Yang Chen alev aldığı yaşlara gelmiş bu garip veledi duymamış gibi davrandı. Küçük locaya girdi ve bilgisayarı kullanmaya başladı.
Tangtang sabırlı bir şekilde Yang Chen'in arkasında durdu ve şakalaşmayı bıraktı.
Yang Chen tarayıcıyı açtı, bir URL girdi, enter'a bastı ve aşırı garip bir fotoğraf ekranda belirdi.
Bütün ekran siyaha döndü, sonra iki donuk altın renkli yuvarlak obje ortada belirerek iç ve dış kısımlara ayrıldı.
Yang Chen dış kısma tıkladı ve çeşitli alfabe ve numaralar girmeye başladı.
Arkada oturan Tangtang kaskatı kesilmişti çünkü Yang Chen'in girdikleri şey, bir dizi "*"a dönüşmüştü ve ne yazdığını anlayamıyordu ancak yirmi karakterden fazlaydı.
Daha da korkutucusu iç kısım için gereken karakterlerin yüzden çok fazla olmasıydı, onların da hepsi "*" olmuştu, bu açıkça bir tür şifreydi.
Yang Chen şifreyi girmeyi bitirdiğinde, iki yuvarlak şekilli obje bittiği noktaya kadar dönmeye başladı ve ekrandan kayboldular.
“Amca, bu çok havalı! Bu kullanıcı şifrende en az yüz karakter var!
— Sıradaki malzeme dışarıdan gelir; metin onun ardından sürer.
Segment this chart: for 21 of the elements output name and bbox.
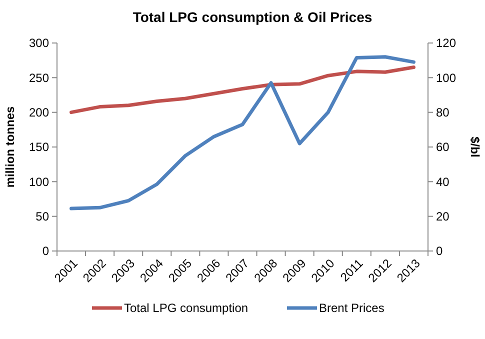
y-tick-label: 250 <box>28 70 50 85</box>
y2-tick-label: 100 <box>436 70 456 85</box>
y2-tick-label: 20 <box>436 210 450 224</box>
y-tick-label: 150 <box>28 140 50 154</box>
y-tick-label: 0 <box>42 244 50 258</box>
y-tick-label: 200 <box>28 106 50 120</box>
y-tick-label: 100 <box>28 174 50 189</box>
y2-tick-label: 60 <box>436 140 450 154</box>
y2-tick-label: 120 <box>436 36 456 50</box>
chart-title: Total LPG consumption & Oil Prices <box>132 9 372 25</box>
y-tick-label: 300 <box>28 36 50 50</box>
y2-tick-label: 40 <box>436 174 450 189</box>
legend-label: Brent Prices <box>319 301 384 316</box>
y2-axis-title: $/bl <box>468 136 482 158</box>
y2-tick-label: 0 <box>436 244 443 258</box>
line-series <box>70 66 416 114</box>
y-axis-title: million tonnes <box>3 106 17 188</box>
y-tick-label: 50 <box>36 210 50 224</box>
legend-label: Total LPG consumption <box>124 301 248 316</box>
y2-tick-label: 80 <box>436 106 450 120</box>
line-series <box>70 55 416 210</box>
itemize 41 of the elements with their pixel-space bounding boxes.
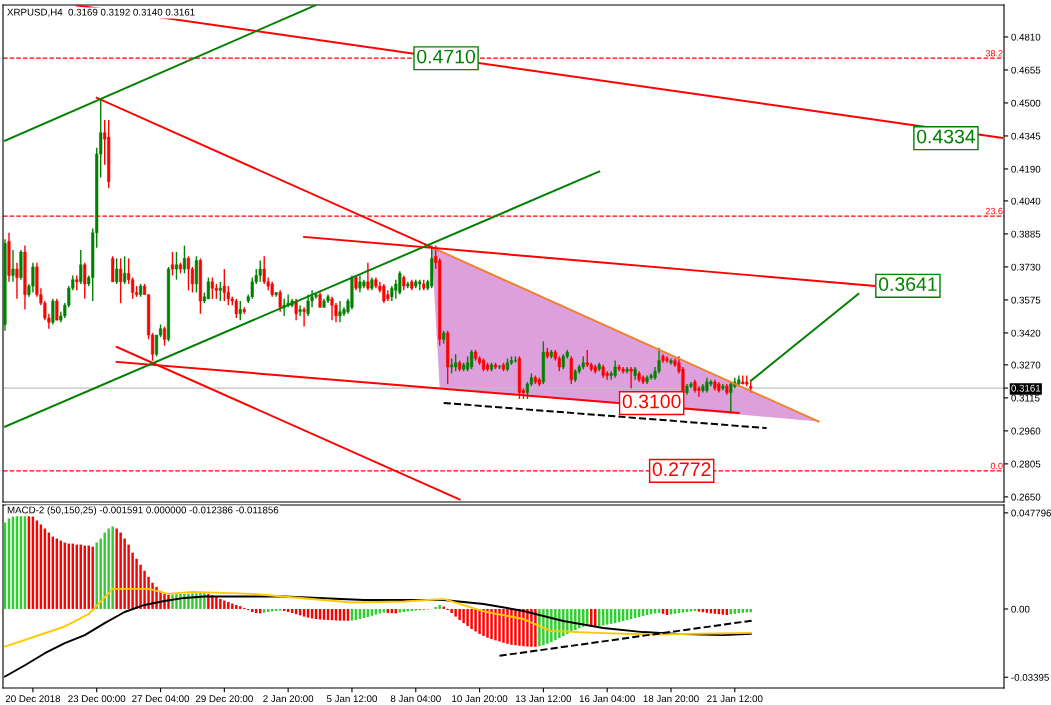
y-tick-label: -0.03395 [1011,673,1049,681]
x-tick-label: 29 Dec 20:00 [195,695,253,703]
y-tick-label: 0.4190 [1011,165,1041,173]
annotation: 23.6 [985,207,1003,215]
annotation: 0.3641 [878,277,937,292]
y-tick-label: 0.4655 [1011,66,1041,74]
y-tick-label: 0.2960 [1011,427,1041,435]
x-tick-label: 2 Jan 20:00 [263,695,314,703]
x-tick-label: 20 Dec 2018 [5,695,61,703]
y-tick-label: 0.4345 [1011,132,1041,140]
y-tick-label: 0.4810 [1011,33,1041,41]
y-tick-label: 0.4040 [1011,197,1041,205]
x-tick-label: 10 Jan 20:00 [452,695,508,703]
annotation: 0.2772 [652,462,711,477]
y-tick-label: 0.4500 [1011,99,1041,107]
y-tick-label: 0.3885 [1011,230,1041,238]
chart-title: MACD-2 (50,150,25) -0.001591 0.000000 -0.012386 -0.011856 [7,506,279,516]
y-tick-label: 0.3115 [1011,394,1040,402]
y-tick-label: 0.00 [1011,605,1030,613]
y-tick-label: 0.3161 [1011,384,1041,392]
y-tick-label: 0.3270 [1011,361,1041,369]
y-tick-label: 0.047796 [1011,509,1051,517]
x-tick-label: 27 Dec 04:00 [132,695,190,703]
x-tick-label: 13 Jan 12:00 [516,695,572,703]
x-tick-label: 16 Jan 04:00 [579,695,635,703]
y-tick-label: 0.2650 [1011,493,1041,501]
annotation: 38.2 [985,50,1003,57]
chart-title: XRPUSD,H4 0.3169 0.3192 0.3140 0.3161 [7,8,195,17]
x-tick-label: 5 Jan 12:00 [326,695,377,703]
annotation: 0.3100 [622,394,681,409]
x-tick-label: 18 Jan 20:00 [643,695,699,703]
x-tick-label: 21 Jan 12:00 [707,695,763,703]
annotation: 0.4334 [916,129,976,144]
x-tick-label: 8 Jan 04:00 [390,695,441,703]
y-tick-label: 0.3575 [1011,296,1041,304]
annotation: 0.4710 [417,49,476,64]
y-tick-label: 0.2805 [1011,460,1041,468]
x-tick-label: 23 Dec 00:00 [68,695,126,703]
annotation: 0.0 [990,462,1003,470]
y-tick-label: 0.3420 [1011,329,1041,337]
y-tick-label: 0.3730 [1011,263,1041,271]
Nasıl ezberledin?” Tangtang buna inanamıyordu.
Neden ezberleyeyim ki? Bu beyinle, binlerce karakter için tek bir bakış yeterli...
Ancak basit bir şekilde açıkladı, “Biraz pratikten sonra kolaylaşıyor.”
“Oh... Ekran siyah olduğuna göre, bana tam olarak ne göstermek istiyorsun Amca?” Tangtang görmek için sabırsızlanıyordu.
Yang Chen etrafa bakındı ve kulaklıkla mikrofonu buldu. Bilgisayara bağladı ve mikrofona, “Resim!” dedi.
Bunu söylediği anda, ekrandaki siyahlık çatlayarak bir fotoğraf albümü ortaya çıkarttı. Çeşitli dosyalar vardı ve her dosyada da farklı bir albüm vardı.
Yang Chen farklı bir şey dedi ancak bu söylediği ne İngilizce ne de Çince’ydi. Tangtang bunu duyduğunda, yabancı bir dil gibi gelmişti ama hangi dil olduğu konusunda emin değildi.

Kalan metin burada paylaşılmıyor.